Provisions
Provisions for legal claims are recognised when the Company has a present legal or constructive obligation as a result of past events, it is probable that an outflow of resources will be required to settle the obligation and the amount can be reliably estimated. Provisions are not recognised for future operating losses.
Provisions are measured at the present value of management’s best estimate of the expenditure required to settle the present obligation at the end of the reporting period. Provisions are discounted only if the impact of discounting is considered material.
(q) Employee benefits
(i) Short-term obligations
Liabilities for wages and salaries, including non-monetary benefits that are expected to be settled wholly within 12 months after the end of the period in which the employees render the related service are recognised in respect of employees' services up to the end of the reporting period and are measured at the amounts expected to be paid when the liabilities are settled.
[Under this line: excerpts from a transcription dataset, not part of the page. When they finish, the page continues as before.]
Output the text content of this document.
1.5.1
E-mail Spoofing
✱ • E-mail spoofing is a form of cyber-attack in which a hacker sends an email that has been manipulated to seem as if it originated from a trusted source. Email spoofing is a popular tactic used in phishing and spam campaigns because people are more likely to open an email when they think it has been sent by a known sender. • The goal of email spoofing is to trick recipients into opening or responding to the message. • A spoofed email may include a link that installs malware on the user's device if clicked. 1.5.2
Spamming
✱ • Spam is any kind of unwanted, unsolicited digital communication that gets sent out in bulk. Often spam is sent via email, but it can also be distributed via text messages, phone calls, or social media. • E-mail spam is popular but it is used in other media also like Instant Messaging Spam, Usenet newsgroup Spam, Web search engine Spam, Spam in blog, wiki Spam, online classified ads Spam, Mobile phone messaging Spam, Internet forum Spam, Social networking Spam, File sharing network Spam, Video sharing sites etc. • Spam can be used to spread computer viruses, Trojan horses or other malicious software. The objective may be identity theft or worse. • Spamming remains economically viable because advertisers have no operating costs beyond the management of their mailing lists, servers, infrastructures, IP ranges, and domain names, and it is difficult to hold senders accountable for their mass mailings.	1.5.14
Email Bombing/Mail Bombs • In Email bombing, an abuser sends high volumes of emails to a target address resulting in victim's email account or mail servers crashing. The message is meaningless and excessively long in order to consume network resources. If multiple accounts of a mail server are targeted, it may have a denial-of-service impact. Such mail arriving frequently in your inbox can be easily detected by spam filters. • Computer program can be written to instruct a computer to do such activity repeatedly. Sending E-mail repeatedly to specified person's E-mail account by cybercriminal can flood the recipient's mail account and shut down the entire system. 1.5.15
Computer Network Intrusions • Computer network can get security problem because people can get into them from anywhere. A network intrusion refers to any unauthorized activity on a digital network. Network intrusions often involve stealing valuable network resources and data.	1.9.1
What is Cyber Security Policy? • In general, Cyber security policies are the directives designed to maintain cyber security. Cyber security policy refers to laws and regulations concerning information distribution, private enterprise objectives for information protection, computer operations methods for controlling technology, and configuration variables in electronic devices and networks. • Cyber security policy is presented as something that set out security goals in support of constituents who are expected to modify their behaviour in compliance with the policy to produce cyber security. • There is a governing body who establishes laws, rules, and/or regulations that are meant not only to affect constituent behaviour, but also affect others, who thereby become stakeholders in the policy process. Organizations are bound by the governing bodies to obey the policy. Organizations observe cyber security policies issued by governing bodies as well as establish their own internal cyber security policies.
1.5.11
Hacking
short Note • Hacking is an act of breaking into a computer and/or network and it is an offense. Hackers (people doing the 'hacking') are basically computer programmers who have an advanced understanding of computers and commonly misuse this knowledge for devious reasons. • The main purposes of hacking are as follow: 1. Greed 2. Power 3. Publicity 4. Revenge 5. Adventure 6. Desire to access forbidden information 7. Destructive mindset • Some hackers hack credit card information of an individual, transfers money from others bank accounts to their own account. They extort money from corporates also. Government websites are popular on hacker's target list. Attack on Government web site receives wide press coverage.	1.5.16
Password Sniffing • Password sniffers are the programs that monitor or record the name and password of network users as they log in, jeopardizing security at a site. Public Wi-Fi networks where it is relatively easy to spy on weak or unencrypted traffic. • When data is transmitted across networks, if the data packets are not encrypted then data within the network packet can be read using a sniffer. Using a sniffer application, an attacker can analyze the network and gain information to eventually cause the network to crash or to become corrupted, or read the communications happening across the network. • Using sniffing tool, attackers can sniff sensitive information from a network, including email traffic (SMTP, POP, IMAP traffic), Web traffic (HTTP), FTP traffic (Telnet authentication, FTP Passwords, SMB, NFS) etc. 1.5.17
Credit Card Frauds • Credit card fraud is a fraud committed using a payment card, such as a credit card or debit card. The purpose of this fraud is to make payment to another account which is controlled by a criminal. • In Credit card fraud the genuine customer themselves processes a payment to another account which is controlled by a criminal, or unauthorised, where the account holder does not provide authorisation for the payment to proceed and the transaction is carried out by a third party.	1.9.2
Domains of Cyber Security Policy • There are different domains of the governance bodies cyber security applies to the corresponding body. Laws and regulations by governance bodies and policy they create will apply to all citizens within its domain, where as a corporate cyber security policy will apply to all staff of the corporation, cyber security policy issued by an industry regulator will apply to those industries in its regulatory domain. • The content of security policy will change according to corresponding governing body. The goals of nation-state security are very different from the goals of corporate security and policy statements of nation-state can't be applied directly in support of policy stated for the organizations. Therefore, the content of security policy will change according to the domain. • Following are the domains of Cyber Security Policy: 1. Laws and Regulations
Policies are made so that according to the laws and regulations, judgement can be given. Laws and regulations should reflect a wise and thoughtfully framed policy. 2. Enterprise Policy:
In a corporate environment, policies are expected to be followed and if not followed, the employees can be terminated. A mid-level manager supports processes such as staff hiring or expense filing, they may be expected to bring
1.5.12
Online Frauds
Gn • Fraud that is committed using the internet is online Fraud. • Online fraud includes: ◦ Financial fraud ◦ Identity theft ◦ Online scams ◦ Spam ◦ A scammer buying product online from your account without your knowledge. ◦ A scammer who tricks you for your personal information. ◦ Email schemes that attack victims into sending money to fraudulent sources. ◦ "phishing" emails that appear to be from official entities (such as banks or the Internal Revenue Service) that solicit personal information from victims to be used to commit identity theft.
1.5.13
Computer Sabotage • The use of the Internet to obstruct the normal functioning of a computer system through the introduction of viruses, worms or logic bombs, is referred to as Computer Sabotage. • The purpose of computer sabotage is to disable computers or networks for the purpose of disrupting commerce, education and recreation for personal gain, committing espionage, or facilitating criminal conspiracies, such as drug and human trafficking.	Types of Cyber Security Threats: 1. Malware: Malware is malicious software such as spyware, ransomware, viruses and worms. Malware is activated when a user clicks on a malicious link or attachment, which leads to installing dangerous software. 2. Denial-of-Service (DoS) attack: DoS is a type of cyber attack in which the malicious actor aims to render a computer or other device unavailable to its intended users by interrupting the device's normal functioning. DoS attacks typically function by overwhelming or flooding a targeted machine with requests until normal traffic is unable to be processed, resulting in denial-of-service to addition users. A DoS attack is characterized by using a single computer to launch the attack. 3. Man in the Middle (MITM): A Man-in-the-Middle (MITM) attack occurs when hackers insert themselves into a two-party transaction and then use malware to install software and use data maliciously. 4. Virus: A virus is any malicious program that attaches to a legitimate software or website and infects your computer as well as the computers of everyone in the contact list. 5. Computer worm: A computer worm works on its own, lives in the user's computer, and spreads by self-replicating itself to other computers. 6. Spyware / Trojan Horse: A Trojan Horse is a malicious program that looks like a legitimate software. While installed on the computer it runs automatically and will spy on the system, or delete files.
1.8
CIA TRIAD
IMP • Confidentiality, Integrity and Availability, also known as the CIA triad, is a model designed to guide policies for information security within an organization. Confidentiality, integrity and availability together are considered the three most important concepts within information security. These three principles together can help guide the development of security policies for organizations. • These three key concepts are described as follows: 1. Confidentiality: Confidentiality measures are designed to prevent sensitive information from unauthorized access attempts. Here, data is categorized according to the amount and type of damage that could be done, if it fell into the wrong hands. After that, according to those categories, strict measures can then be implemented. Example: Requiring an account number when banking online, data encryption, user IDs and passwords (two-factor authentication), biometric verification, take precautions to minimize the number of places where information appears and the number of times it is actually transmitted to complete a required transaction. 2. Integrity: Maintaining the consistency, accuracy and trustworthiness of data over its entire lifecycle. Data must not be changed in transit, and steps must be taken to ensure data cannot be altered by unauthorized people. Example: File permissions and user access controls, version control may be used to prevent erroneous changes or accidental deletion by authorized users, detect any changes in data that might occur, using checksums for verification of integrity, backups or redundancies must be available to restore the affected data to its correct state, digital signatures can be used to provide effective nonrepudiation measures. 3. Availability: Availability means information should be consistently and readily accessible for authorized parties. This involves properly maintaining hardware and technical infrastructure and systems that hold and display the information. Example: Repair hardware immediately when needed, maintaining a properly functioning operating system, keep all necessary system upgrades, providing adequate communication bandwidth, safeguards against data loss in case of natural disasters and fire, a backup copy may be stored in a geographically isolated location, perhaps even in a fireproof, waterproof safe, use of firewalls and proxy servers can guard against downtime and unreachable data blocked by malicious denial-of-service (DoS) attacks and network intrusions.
The liabilities are presented as current employee benefit obligations in the balance sheet.
(ii) Other long-term employee benefit obligations
The liabilities for earned leave and sick leave are not expected to be settled wholly within 12 months after the end of the period in which the employees render the related service. These are recognised on the basis of the actual obligations calculated and are presented as current liabilities in the balance sheet if the entity does not have an unconditional right to defer settlement for at least twelve months after the reporting period, regardless of when the actual settlement is expected to occur.
(iii) Post-employment obligations
The Company operates the following post-employment schemes:
(a) defined benefit plans such as gratuity and
(b) defined contribution plans such as provident & pension fund, superannuation fund and employee deposit linked insurance scheme.
Gratuity obligations
The Company, on a prudent basis, accrues its gratuity obligations on the basis of actual liability using gross undiscounted basis. Accordingly, the changes in the gratuity obligations are recognized in profit or loss.
Defined contribution plans
The Company pays provident, pension, superannuation and employee deposit linked insurance scheme contributions to publicly administered provident & pension fund, contribution to superannuation fund and employee deposit linked insurance scheme as per local regulations. The Company has no further payment obligations once the contributions have been paid. The contributions are accounted for as defined contribution plans and the contributions are recognised as employee benefit expense when they are due. Prepaid contributions are recognised as an asset to the extent that a cash refund or a reduction in the future payments is available.
(r) Contributed equity
Equity shares are classified as equity.
Incremental costs directly attributable to the issue of new shares or options are shown in equity as a deduction, net of tax, from the proceeds.
(s) Earnings/ (Loss) per share
(i) Basic earnings/ (loss) per share
Basic earnings per share is calculated by dividing:
• the profit/(loss) attributable to owners of the Company
• by the weighted average number of equity shares outstanding during the financial year, adjusted for bonus elements in equity shares issued during the year.
(ii) Diluted earnings/ (loss) per share
Diluted earnings/ (loss) per share adjusts the figures used in the determination of basic earnings/ (loss) per share to take into account:
• the after income tax effect of interest and other financing costs associated with dilutive potential equity shares, and
• the weighted average number of additional equity shares that would have been outstanding assuming the conversion of all dilutive potential equity shares.
(t) Rounding of amounts
All amounts disclosed in the financial statements and notes have been rounded off to the nearest lakhs as per the requirement of Schedule III, unless otherwise stated.
Note 3: Critical estimates and judgements
The preparation of financial statements requires the use of accounting estimates which, by definition, will seldom equal the actual results. Management also needs to exercise judgement in applying the Company's accounting policies.
This note provides an overview of the areas that involved a higher degree of judgement or complexity, and of items which are more likely to be materially adjusted due to estimates and assumptions turning out to be different than those originally assessed.
Judgements
In the process of applying the Company’s accounting policies, management has made the following judgements, which have the most significant effect on the amounts recognized in the financial statements:
1. Going concern
Refer Note 33 of the financial statements.
Estimates and assumptions
The key assumptions concerning the future and other key sources of estimation uncertainty at the reporting date, that have a significant risk of causing a material adjustment to the carrying amounts of assets and liabilities within the next financial year, are described below. The Company based its assumptions and estimates on parameters available when the financial statements were prepared. Existing circumstances and assumptions about future developments, however, may change due to market changes or circumstances arising that are beyond the control of the Company. Such changes are reflected in the assumptions when they occur.
1. Fair valuation measurement of unquoted financial instruments
When the fair values of financial assets and financial liabilities recorded in the balance sheet cannot be measured based on quoted prices in active markets, their fair value is measured using valuation techniques including the DCF model. The inputs to these models are taken from observable markets where possible, but where this is not feasible, a degree of judgment is required in establishing fair values. Judgments include considerations of inputs such as liquidity risk, credit risk and volatility. Changes in assumptions about these factors could affect the reported fair value of financial instruments. Refer note 26 for further disclosures.